Вечерняя молитва богу по имени «Урара» угасла, растворившись под высокими, равнодушными сводами святилища, как дымка от кадила. Последний отзвук затих, и в наступившей гулкой тишине поп бога «Урара» Есенин ощутил знакомый, тягучий голод. Не по еде. Не по сну. Голод по ней.
Он думал о своей девочке. Его девочке. Никто не смел даже смотреть на нее так, как смотрел он. Каждый чужой взгляд он ощущал как грязный, сальный отпечаток на чистейшей иконе, которую он один имел право омывать и которой мог молиться. Он оберегал ее не от мира – он оберегал мир от искушения обладать ею, а ее – от греха поддаться. Эта любовь была его тяжелым крестом и его единственной усладой. Только его руки могли касаться ее кожи, только его семя – окроплять ее лоно, запечатывая ее душу для него одного. Иногда, конечно, змей находил щель в его эдемском саду. Случайный взгляд, брошенный ею на какого-нибудь уличного юнца, улыбка, слишком долго задержавшаяся на ее губах в ответ на любезность торговца, – и Есенин видел в этом не девичье кокетство, а прорыв адского легиона. Тогда он вел ее в подвал.
Сырой холод камня встречал их. Он срывал с нее платье, и подрагивающая нагота ее тела в свете одинокой лампочки казалась хрупкой и беззащитной. Он брал в руки плеть, и каждый удар был не наказанием, а обрядом очищения. Он выжигал скверну, изгонял беса, который посмел коснуться его святыни. А потом, когда ее кожа горела алыми полосами, а всхлипы становились тише, он расстегивал штаны и, глядя на свое творение, на свою очищенную, покорную девочку, изливал на нее свою страсть, свою ярость, свою любовь. Он не причинял ей вреда. Он ее спасал. Вот уже двадцать лет.
Две недели она была паинькой. Две недели его рай был безмятежен. И сейчас, после службы, он жаждал не обряда в подвале, а тихой гавани их кровати. Ему хотелось зарыться лицом в ее волосы, пахнущие ладаном и яблочным шампунем, провести пальцами по гладкой спине, почувствовать ее тепло. Уснуть, обняв свое сокровище. Эта мысль грела его, пока он шел к машине сквозь стылый вечерний воздух, который цеплялся за рясу, будто пытался удержать.
Дверь машины хлопнула, отрезав его от мира. Мотор ровно заурчал. Но что-то пошло не так. Мир не просто исчез – он вывернулся наизнанку.
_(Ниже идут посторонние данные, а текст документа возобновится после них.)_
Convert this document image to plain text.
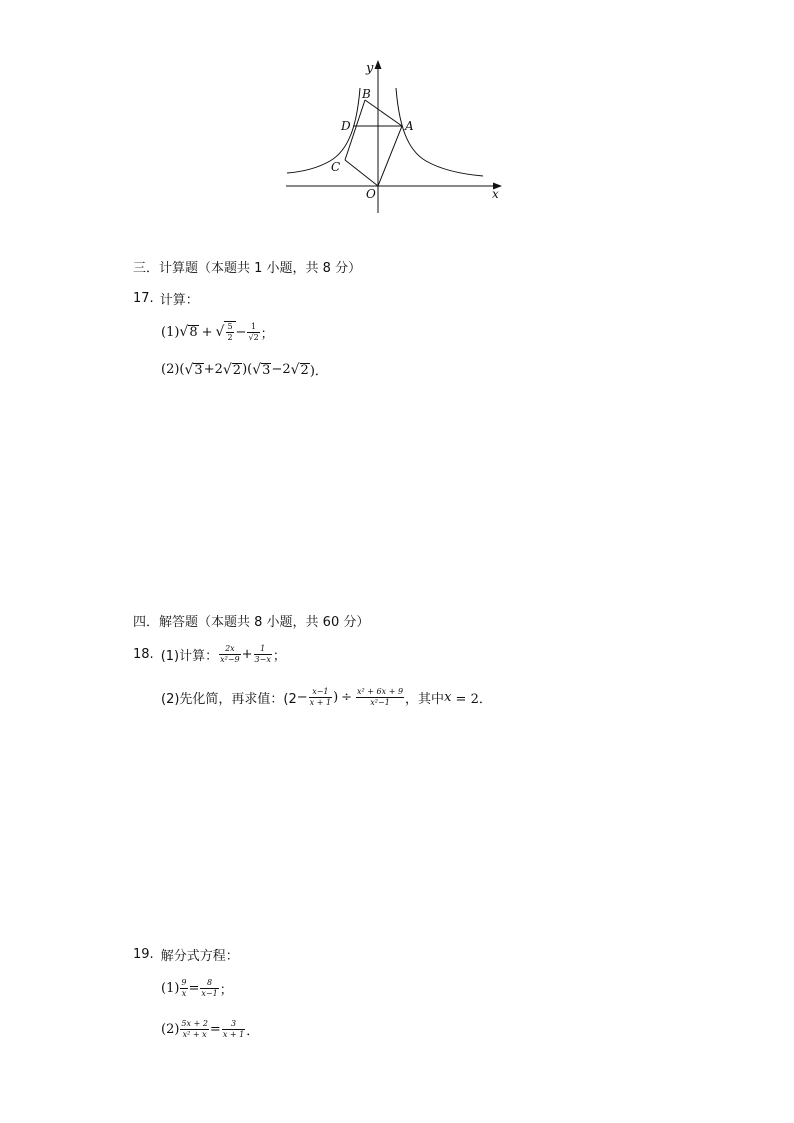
y
x
O
B
D	A
C
三．计算题（本题共 1 小题，共 8 分）
17. 计算：
(1) √ 8 + √ $\frac{5}{2} - \frac{1}{√2}$ ；
(2) ( √ 3 +2 √ 2 )( √ 3 −2 √ 2 )．
四．解答题（本题共 8 小题，共 60 分）
18. (1)计算： $\frac{2x}{\text{x²−9}} + \frac{1}{3-x}$ ；
(2)先化简，再求值：($2 - \frac{x-1}{x + 1}$ ) ÷ $\frac{\text{x² + 6x + 9}}{\text{x²−1}}$ ，其中 x = 2．
19. 解分式方程：
$(1) \frac{9}{x} = \frac{8}{x-1}$ ；
$(2) \frac{5x + 2}{\text{x² + x}} = \frac{3}{x + 1}$ ．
Пробуждение было ударом. Не в голову, а сразу в душу. Тьма. Не просто отсутствие света, а плотная, маслянистая субстанция, которая лезла в рот, в ноздри, в уши. И холод. Холод каменного пола, который пил тепло из его костей, просачиваясь сквозь одежду, въедаясь в плоть. Руки и ноги стягивали кандалы, их тяжесть была унизительной, животной. Он попытался крикнуть, но из горла вырвался лишь задавленный мык – кляп лишал его голоса, его главной силы.